On cleantech, Sequoia Capital took a more modest approach that has paid off with some successes. Venture capitalists make money when a startup they’ve invested in either goes public or is acquired.
Sequoia Capital’s successful investments in energy tech include solar developer Sunrun (RUN), which went public earlier this year; battery maker A123 Systems, which was the largest IPO of 2009, and eMeter, which Siemens acquired in 2011.
Electric car company Tesla (TSLA), which was backed early on by venture capitalists Draper Fisher Jurvetson, DBL Investors and Technology Partners (among others), is the rare electric car startup that has gained traction. The company went public in 2010, making its investors a lot of money.

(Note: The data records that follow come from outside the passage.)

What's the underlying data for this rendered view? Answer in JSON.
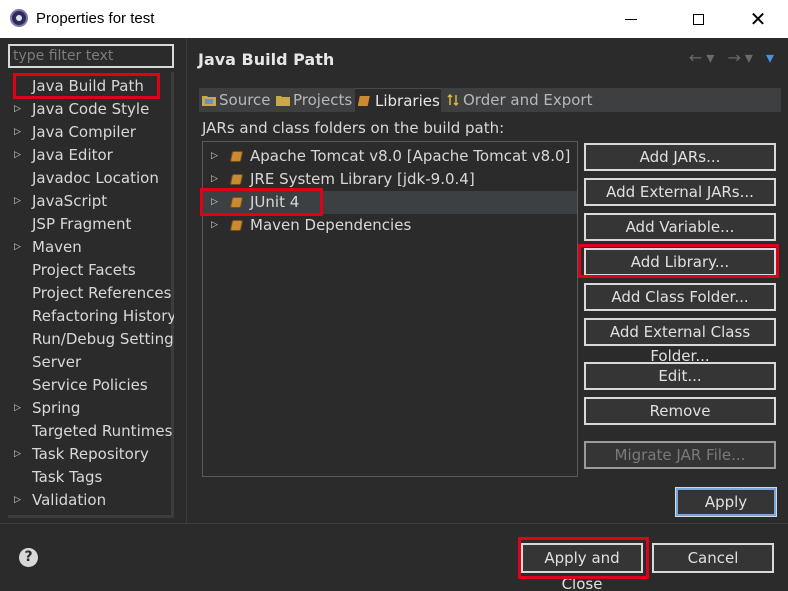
{
  "window": {
    "title": "Properties for test",
    "minimize_icon": "minimize-icon",
    "maximize_icon": "maximize-icon",
    "close_glyph": "✕"
  },
  "filter": {
    "placeholder": "type filter text"
  },
  "nav_items": [
    {
      "label": "Java Build Path",
      "expandable": false,
      "selected": true
    },
    {
      "label": "Java Code Style",
      "expandable": true
    },
    {
      "label": "Java Compiler",
      "expandable": true
    },
    {
      "label": "Java Editor",
      "expandable": true
    },
    {
      "label": "Javadoc Location",
      "expandable": false
    },
    {
      "label": "JavaScript",
      "expandable": true
    },
    {
      "label": "JSP Fragment",
      "expandable": false
    },
    {
      "label": "Maven",
      "expandable": true
    },
    {
      "label": "Project Facets",
      "expandable": false
    },
    {
      "label": "Project References",
      "expandable": false
    },
    {
      "label": "Refactoring History",
      "expandable": false
    },
    {
      "label": "Run/Debug Settings",
      "expandable": false
    },
    {
      "label": "Server",
      "expandable": false
    },
    {
      "label": "Service Policies",
      "expandable": false
    },
    {
      "label": "Spring",
      "expandable": true
    },
    {
      "label": "Targeted Runtimes",
      "expandable": false
    },
    {
      "label": "Task Repository",
      "expandable": true
    },
    {
      "label": "Task Tags",
      "expandable": false
    },
    {
      "label": "Validation",
      "expandable": true
    }
  ],
  "page": {
    "title": "Java Build Path",
    "nav_back": "←",
    "nav_forward": "→",
    "nav_menu": "▾"
  },
  "tabs": [
    {
      "label": "Source",
      "icon": "source-folder-icon",
      "active": false
    },
    {
      "label": "Projects",
      "icon": "projects-folder-icon",
      "active": false
    },
    {
      "label": "Libraries",
      "icon": "libraries-icon",
      "active": true
    },
    {
      "label": "Order and Export",
      "icon": "order-export-icon",
      "active": false
    }
  ],
  "libraries": {
    "description": "JARs and class folders on the build path:",
    "items": [
      {
        "label": "Apache Tomcat v8.0 [Apache Tomcat v8.0]"
      },
      {
        "label": "JRE System Library [jdk-9.0.4]"
      },
      {
        "label": "JUnit 4",
        "selected": true
      },
      {
        "label": "Maven Dependencies"
      }
    ]
  },
  "buttons": {
    "add_jars": "Add JARs...",
    "add_external_jars": "Add External JARs...",
    "add_variable": "Add Variable...",
    "add_library": "Add Library...",
    "add_class_folder": "Add Class Folder...",
    "add_external_class_folder": "Add External Class Folder...",
    "edit": "Edit...",
    "remove": "Remove",
    "migrate_jar": "Migrate JAR File...",
    "apply": "Apply"
  },
  "footer": {
    "help_glyph": "?",
    "apply_and_close": "Apply and Close",
    "cancel": "Cancel"
  },
  "colors": {
    "background": "#2b2b2b",
    "highlight_box": "#e0001a",
    "jar_icon": "#c98a33",
    "nav_active": "#4a8fe0"
  }
}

Tesla’s success has inspired a new breed of startups to compete against it. The market for electric cars is still relatively small, but it has grown considerably since Tesla’s founding in 2003.
That some of these electric car startups are in China is not particularly surprising. China’s government is looking to grow a domestic electric car industry, and is offering support for battery and auto companies that are willing to build factories in the country. China also has been discouraging gasoline powered cars in certain regions, as well as car ownership in general, to reduce its infamously bad air pollution.

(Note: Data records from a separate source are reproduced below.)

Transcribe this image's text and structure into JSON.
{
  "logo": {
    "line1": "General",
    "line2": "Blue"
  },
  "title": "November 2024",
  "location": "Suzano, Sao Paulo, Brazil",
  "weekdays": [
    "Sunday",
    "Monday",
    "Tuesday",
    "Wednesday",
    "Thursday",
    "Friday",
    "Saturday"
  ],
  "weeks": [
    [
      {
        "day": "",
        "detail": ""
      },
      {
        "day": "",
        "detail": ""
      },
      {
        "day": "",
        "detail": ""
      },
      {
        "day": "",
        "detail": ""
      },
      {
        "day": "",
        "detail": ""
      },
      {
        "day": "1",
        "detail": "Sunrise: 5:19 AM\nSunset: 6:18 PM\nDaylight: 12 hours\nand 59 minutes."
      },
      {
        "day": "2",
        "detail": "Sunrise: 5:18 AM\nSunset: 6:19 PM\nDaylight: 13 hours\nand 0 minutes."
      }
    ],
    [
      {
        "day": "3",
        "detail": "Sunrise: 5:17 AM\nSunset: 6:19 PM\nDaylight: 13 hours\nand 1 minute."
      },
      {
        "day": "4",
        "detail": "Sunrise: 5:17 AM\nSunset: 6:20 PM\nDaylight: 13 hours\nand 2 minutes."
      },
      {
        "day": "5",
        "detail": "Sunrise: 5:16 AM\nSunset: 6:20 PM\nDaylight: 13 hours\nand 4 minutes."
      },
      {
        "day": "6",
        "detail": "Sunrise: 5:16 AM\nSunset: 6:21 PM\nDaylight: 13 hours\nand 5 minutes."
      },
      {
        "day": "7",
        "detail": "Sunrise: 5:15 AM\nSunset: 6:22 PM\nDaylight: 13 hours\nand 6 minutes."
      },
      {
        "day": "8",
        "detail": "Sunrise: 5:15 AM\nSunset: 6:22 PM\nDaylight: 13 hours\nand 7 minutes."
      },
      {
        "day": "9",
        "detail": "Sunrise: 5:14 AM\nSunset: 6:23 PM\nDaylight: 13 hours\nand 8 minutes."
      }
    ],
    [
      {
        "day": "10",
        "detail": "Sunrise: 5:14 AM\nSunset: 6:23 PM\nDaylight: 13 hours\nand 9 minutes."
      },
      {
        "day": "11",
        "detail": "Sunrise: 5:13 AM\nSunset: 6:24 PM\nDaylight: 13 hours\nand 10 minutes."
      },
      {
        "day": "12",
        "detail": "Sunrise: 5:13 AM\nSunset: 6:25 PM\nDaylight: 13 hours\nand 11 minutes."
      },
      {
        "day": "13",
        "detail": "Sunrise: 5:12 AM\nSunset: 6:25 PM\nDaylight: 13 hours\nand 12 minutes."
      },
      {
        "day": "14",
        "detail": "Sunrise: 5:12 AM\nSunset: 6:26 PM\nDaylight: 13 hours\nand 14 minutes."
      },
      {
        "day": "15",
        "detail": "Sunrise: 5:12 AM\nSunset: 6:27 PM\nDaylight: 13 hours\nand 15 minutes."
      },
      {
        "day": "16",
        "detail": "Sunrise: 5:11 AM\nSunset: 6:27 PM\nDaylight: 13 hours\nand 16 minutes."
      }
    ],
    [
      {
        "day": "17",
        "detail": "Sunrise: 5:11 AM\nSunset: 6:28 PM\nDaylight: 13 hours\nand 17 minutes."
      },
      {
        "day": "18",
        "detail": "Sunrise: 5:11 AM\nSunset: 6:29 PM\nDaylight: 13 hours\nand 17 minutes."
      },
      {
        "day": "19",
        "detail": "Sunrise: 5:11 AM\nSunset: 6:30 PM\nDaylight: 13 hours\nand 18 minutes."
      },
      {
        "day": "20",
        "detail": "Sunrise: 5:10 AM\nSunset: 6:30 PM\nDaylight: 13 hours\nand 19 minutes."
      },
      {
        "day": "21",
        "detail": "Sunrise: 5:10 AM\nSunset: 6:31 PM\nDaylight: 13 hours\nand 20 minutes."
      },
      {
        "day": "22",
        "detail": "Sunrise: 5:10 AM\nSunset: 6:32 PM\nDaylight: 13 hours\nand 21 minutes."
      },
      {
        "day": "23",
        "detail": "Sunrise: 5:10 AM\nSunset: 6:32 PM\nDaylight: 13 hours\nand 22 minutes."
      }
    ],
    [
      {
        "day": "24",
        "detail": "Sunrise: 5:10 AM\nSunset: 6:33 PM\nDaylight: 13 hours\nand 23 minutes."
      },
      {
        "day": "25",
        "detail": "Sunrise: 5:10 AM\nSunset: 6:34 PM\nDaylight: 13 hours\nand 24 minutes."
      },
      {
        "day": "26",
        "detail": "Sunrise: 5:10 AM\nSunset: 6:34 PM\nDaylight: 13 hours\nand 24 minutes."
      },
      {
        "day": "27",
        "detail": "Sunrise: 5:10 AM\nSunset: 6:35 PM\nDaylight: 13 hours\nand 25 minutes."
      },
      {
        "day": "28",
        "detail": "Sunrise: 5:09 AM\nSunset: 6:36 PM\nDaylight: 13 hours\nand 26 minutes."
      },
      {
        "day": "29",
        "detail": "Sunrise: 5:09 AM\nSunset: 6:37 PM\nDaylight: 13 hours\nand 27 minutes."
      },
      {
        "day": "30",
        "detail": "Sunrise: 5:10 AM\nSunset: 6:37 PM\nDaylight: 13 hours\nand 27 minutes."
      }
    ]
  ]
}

The Chinese government has reportedly decided recently to encourage non-automotive companies to invest in electric cars. That’s one reason why Internet companies and the entrepreneurs who build them may be interested in creating new electric car companies. Chinese Internet giant Alibaba and smartphone maker Xiaomi Technology have both considered investments in electric cars, according to Reuters.
However, because China is willing to heavily subsidize domestic technologies and markets, Chinese tech companies can face a constant boom and bust cycle. China’s solar industry soared, and later hit a wall, because of too much government support.
Similarly, Chinese electric car startups that gain fame could potentially crash and burn from this government-supported roller coaster ride. In the end, NextEV may be a very risky investment.
Updated at 6:52 PM PST on September 17 with confirmation and comment from Sequoia Capital.